Harianjogja.com, SLEMAN—Volume sampah di Sleman yang diangkut ke Tempat Pembuangan Sampah Piyungan (TPST) Piyungan menyusut selama pandemi Covid-19. Masyarakat diminta untuk tetap mengelola sampah dengan baik pasalnya selama masa pandemi sampah rumah tangga memang mendominasi.

Berdasarkan data dari Kantor UPTD Pelayanan Persampahan Dinas Lingkungan Hidup (DLH) Sleman, jumlah volume sampah yang dihasilkan dari 13 depo sampah di wilayah Sleman menurun. Jika volume sampah pada Januari tercatat 5.105 kubik per meter, pada Februari volume sampah tercatat 5.163 kubik per meter. Ini kondisi normalnya rata-rata per bulan lima ribu sekian kubik per meter.
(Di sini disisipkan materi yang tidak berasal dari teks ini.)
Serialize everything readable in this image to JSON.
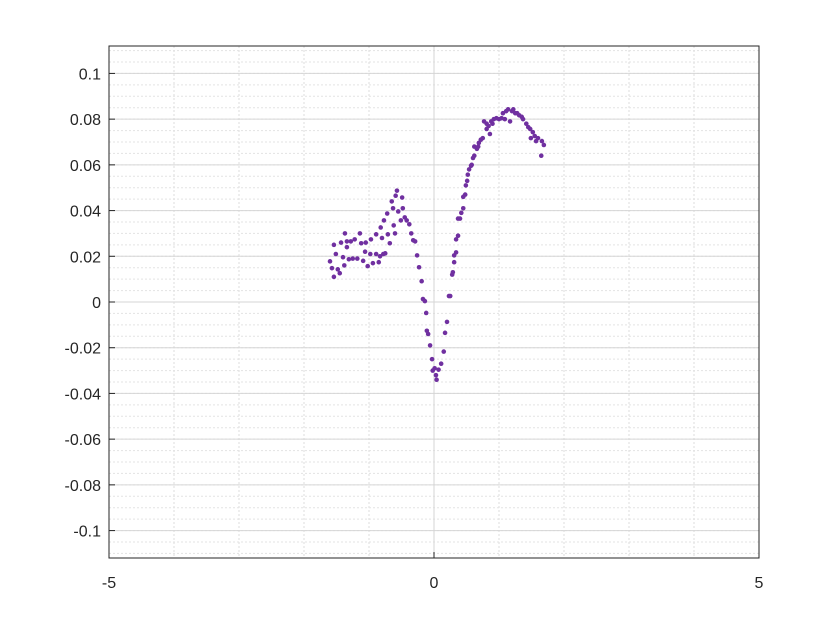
{
  "chart_data": {
    "type": "scatter",
    "title": "",
    "xlabel": "",
    "ylabel": "",
    "xlim": [
      -5,
      5
    ],
    "ylim": [
      -0.112,
      0.112
    ],
    "xticks": [
      -5,
      0,
      5
    ],
    "xtick_labels": [
      "-5",
      "0",
      "5"
    ],
    "yticks": [
      -0.1,
      -0.08,
      -0.06,
      -0.04,
      -0.02,
      0,
      0.02,
      0.04,
      0.06,
      0.08,
      0.1
    ],
    "ytick_labels": [
      "-0.1",
      "-0.08",
      "-0.06",
      "-0.04",
      "-0.02",
      "0",
      "0.02",
      "0.04",
      "0.06",
      "0.08",
      "0.1"
    ],
    "grid": true,
    "minor_grid": true,
    "marker_color": "#7030A0",
    "points": [
      [
        -1.6,
        0.0178
      ],
      [
        -1.57,
        0.0148
      ],
      [
        -1.54,
        0.011
      ],
      [
        -1.54,
        0.025
      ],
      [
        -1.51,
        0.021
      ],
      [
        -1.48,
        0.0143
      ],
      [
        -1.45,
        0.0126
      ],
      [
        -1.43,
        0.026
      ],
      [
        -1.4,
        0.0196
      ],
      [
        -1.38,
        0.016
      ],
      [
        -1.37,
        0.03
      ],
      [
        -1.34,
        0.0265
      ],
      [
        -1.34,
        0.024
      ],
      [
        -1.31,
        0.0187
      ],
      [
        -1.28,
        0.0265
      ],
      [
        -1.25,
        0.019
      ],
      [
        -1.22,
        0.0274
      ],
      [
        -1.18,
        0.019
      ],
      [
        -1.14,
        0.03
      ],
      [
        -1.12,
        0.0257
      ],
      [
        -1.09,
        0.018
      ],
      [
        -1.06,
        0.022
      ],
      [
        -1.05,
        0.026
      ],
      [
        -1.02,
        0.0157
      ],
      [
        -0.98,
        0.021
      ],
      [
        -0.97,
        0.0274
      ],
      [
        -0.94,
        0.017
      ],
      [
        -0.89,
        0.0296
      ],
      [
        -0.89,
        0.021
      ],
      [
        -0.85,
        0.0174
      ],
      [
        -0.83,
        0.02
      ],
      [
        -0.8,
        0.028
      ],
      [
        -0.78,
        0.021
      ],
      [
        -0.75,
        0.0213
      ],
      [
        -0.82,
        0.0326
      ],
      [
        -0.77,
        0.0357
      ],
      [
        -0.72,
        0.0387
      ],
      [
        -0.71,
        0.0296
      ],
      [
        -0.68,
        0.0257
      ],
      [
        -0.65,
        0.044
      ],
      [
        -0.63,
        0.041
      ],
      [
        -0.62,
        0.0335
      ],
      [
        -0.6,
        0.03
      ],
      [
        -0.59,
        0.0465
      ],
      [
        -0.57,
        0.0487
      ],
      [
        -0.55,
        0.0396
      ],
      [
        -0.49,
        0.0457
      ],
      [
        -0.51,
        0.0357
      ],
      [
        -0.48,
        0.041
      ],
      [
        -0.45,
        0.037
      ],
      [
        -0.42,
        0.0357
      ],
      [
        -0.38,
        0.034
      ],
      [
        -0.35,
        0.03
      ],
      [
        -0.32,
        0.027
      ],
      [
        -0.29,
        0.0265
      ],
      [
        -0.26,
        0.0204
      ],
      [
        -0.23,
        0.0152
      ],
      [
        -0.19,
        0.0091
      ],
      [
        -0.17,
        0.0013
      ],
      [
        -0.14,
        0.0004
      ],
      [
        -0.12,
        -0.0048
      ],
      [
        -0.11,
        -0.0126
      ],
      [
        -0.09,
        -0.014
      ],
      [
        -0.06,
        -0.019
      ],
      [
        -0.03,
        -0.025
      ],
      [
        -0.02,
        -0.03
      ],
      [
        0.01,
        -0.029
      ],
      [
        0.04,
        -0.034
      ],
      [
        0.03,
        -0.032
      ],
      [
        0.07,
        -0.0296
      ],
      [
        0.11,
        -0.027
      ],
      [
        0.15,
        -0.0217
      ],
      [
        0.17,
        -0.0135
      ],
      [
        0.2,
        -0.0087
      ],
      [
        0.23,
        0.0026
      ],
      [
        0.25,
        0.0026
      ],
      [
        0.28,
        0.012
      ],
      [
        0.29,
        0.013
      ],
      [
        0.31,
        0.0174
      ],
      [
        0.31,
        0.0204
      ],
      [
        0.34,
        0.0217
      ],
      [
        0.34,
        0.0274
      ],
      [
        0.37,
        0.029
      ],
      [
        0.37,
        0.0365
      ],
      [
        0.4,
        0.0365
      ],
      [
        0.42,
        0.039
      ],
      [
        0.45,
        0.041
      ],
      [
        0.45,
        0.046
      ],
      [
        0.48,
        0.047
      ],
      [
        0.49,
        0.051
      ],
      [
        0.51,
        0.053
      ],
      [
        0.52,
        0.0557
      ],
      [
        0.54,
        0.058
      ],
      [
        0.57,
        0.0596
      ],
      [
        0.58,
        0.06
      ],
      [
        0.6,
        0.063
      ],
      [
        0.62,
        0.064
      ],
      [
        0.62,
        0.068
      ],
      [
        0.66,
        0.067
      ],
      [
        0.68,
        0.068
      ],
      [
        0.69,
        0.0696
      ],
      [
        0.72,
        0.071
      ],
      [
        0.75,
        0.0717
      ],
      [
        0.77,
        0.079
      ],
      [
        0.81,
        0.0757
      ],
      [
        0.81,
        0.078
      ],
      [
        0.84,
        0.077
      ],
      [
        0.86,
        0.0735
      ],
      [
        0.88,
        0.079
      ],
      [
        0.9,
        0.078
      ],
      [
        0.92,
        0.08
      ],
      [
        0.96,
        0.0804
      ],
      [
        1.0,
        0.08
      ],
      [
        1.04,
        0.0804
      ],
      [
        1.06,
        0.0826
      ],
      [
        1.09,
        0.08
      ],
      [
        1.11,
        0.0835
      ],
      [
        1.14,
        0.0843
      ],
      [
        1.17,
        0.079
      ],
      [
        1.2,
        0.0835
      ],
      [
        1.22,
        0.0843
      ],
      [
        1.25,
        0.0826
      ],
      [
        1.28,
        0.0826
      ],
      [
        1.31,
        0.0817
      ],
      [
        1.35,
        0.081
      ],
      [
        1.37,
        0.08
      ],
      [
        1.42,
        0.078
      ],
      [
        1.45,
        0.0765
      ],
      [
        1.48,
        0.0757
      ],
      [
        1.49,
        0.0717
      ],
      [
        1.52,
        0.0743
      ],
      [
        1.55,
        0.0726
      ],
      [
        1.57,
        0.0704
      ],
      [
        1.6,
        0.0717
      ],
      [
        1.65,
        0.064
      ],
      [
        1.66,
        0.0704
      ],
      [
        1.69,
        0.0687
      ]
    ]
  }
}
Saat pandemi Covid, mulai Maret lalu volume sampah mulai menurun," kata Staf Kantor UPTD Pelayanan Persampahan Dinas Lingkungan Hidup (DLH) Sleman, M.Khairul Amri, Minggu (3/5/2020).

Terbukti, pada Maret volume sampah yang dihasilkan sebanyak 4.730 meter kubik dan pada akhir April turun jadi 4.110 meter kubik.

Penurunan jumlah volume sampah paling mencolok antara Maret dan April terjadi di Depo Pogung dari 327 meter kubik (Maret) menjadi 286.15 kubik (April); Depo Lempongsari dari 207 kubik menjadi 185 kubik; dan Depo Satu dari 524 kubik turun jadi 493 kubik. "Ini dikarenakan sekolah, perguruan tinggi, sejumlah hotel dan destinasi wisata yang tidak beroperasi sehingga volume sampah turun," kata Kepala UPTD Pelayanan Persampahan Dinas Lingkungan Hidup (DLH) Sleman Sri Restuti Nur Hidayah.

Meski begitu volume sampah di beberapa depo justru bertambah, seperti Depo Condongcatur dari 440 kubik menjadi 502 kubik; Depo Tridadi dari 653 kubik menjadi 678 kubik; Depo Purwomartani dari 184 kubik menjadi 240 kubik; dan Depo Minomartani dari 306 kubik menjadi 339 kubik.  "Biasanya yang meningkat adalah sampah rumah tangga, karena warga banyak tinggal di rumah. Kami berharap warga bisa mengurangi sampah. Misalnya, sebisa mungkin pakai masker yang bisa dicuci," kata Tuti.

Kepala Balai Pengelolaan Sampah TPST Piyungan, Fauzan Umar mengatakan sampah yang masuk berasal dari tiga wilayah di DIY baik Kota Jogja, Sleman maupun Bantul dengan rerata selama Januari mencapai 1.884,265 ton.

Sampah yang diterima masih stabil tinggi lantaran produksi sampah berpindah dari tempat bisnis ke rumah warga. "Ini dikarenakan selama masa pandemi ini warga lebih banyak berdiam diri di rumah. Jadi produksi sampah tidak berkurang signifkan," katanya.